Conditions hepatitis c, heroin dependence
Treatment buprenorphine/naloxone
Sponsor National Institute on Drug Abuse (NIDA)
Collaborator Organization to Achieve Solutions in Substance Abuse (OASIS)
Start date June 2003
End date July 2005
Trial size 0 participants
Trial identifier NCT00249574, NIDA-15629-1, R01-15629-1


The purpose of this study is to see whether street-recruited heroin users can be successfully treated for hepatitis C after stabilizing them on buprenorphine.

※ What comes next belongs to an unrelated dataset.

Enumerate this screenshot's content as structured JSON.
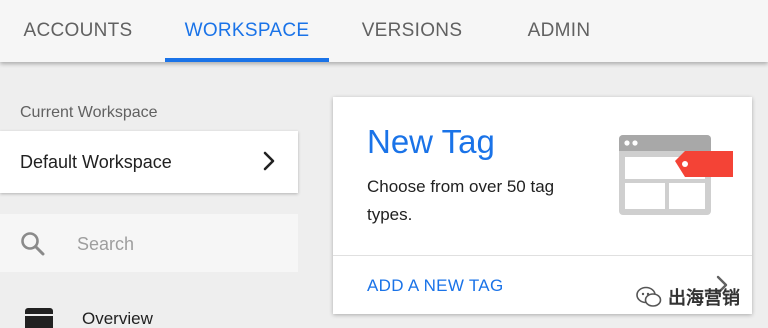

United States No locations recruiting
Other Countries No locations recruiting

Study Design

Allocation non-randomized
Endpoint classification safety study
Intervention model single group assignment
Masking open label
Primary purpose treatment

Primary Outcomes

Safety assessments
time frame:

Secondary Outcomes

Effectiveness of medication
time frame:
time frame:

Eligibility Criteria

Male or female participants from 18 years up to 80 years old.

Inclusion Criteria: - Active heroin or other illicit opioid use - Active hepatitis C - No medical or psychiatric contraindications - Able to sign informed consent Exclusion Criteria: - No opiate dependence - Age <18 - Unable or uninterested in attending weekly group sessions

Additional Information

Official title HCV Treatment of IDUs After Buprenorphine Stabilization
Principal investigator Diana L Sylvestre, M.D.
Description This is a prospective pilot safety study based on the hypothesis that active, street-recruited heroin users can be successfully treated for hepatitis C after stabilization on buprenorphine. Eligible subjects will be actively using heroin and have hepatitis C viremia; screening will occur at street-based sites like syringe exchange programs. Those who are eligible will sign informed consent, and then be asked to attend 3 weekly educational sessions about hepatitis C and addiction as well as undergo an intake interview. After this, subjects will be inducted onto buprenorphine/naloxone combination therapy (Suboxone) and receive this medication for 12-24 weeks. Once reaching the 12-24 week study time point, subjects will have the option of a 12-week Suboxone taper, or instead of undergoing 6-12 months of hepatitis C treatment with pegylated interferon and ribavirin while being maintained on Suboxone. Once completing hepatitis C treatment, subjects will undergo a 24-week Suboxone taper, or be transitioned to outpatient Suboxone therapy by a medical provider.
Trial information was received from ClinicalTrials.gov and was last updated in November 2005.
Information provided to ClinicalTrials.gov by National Institute on Drug Abuse (NIDA).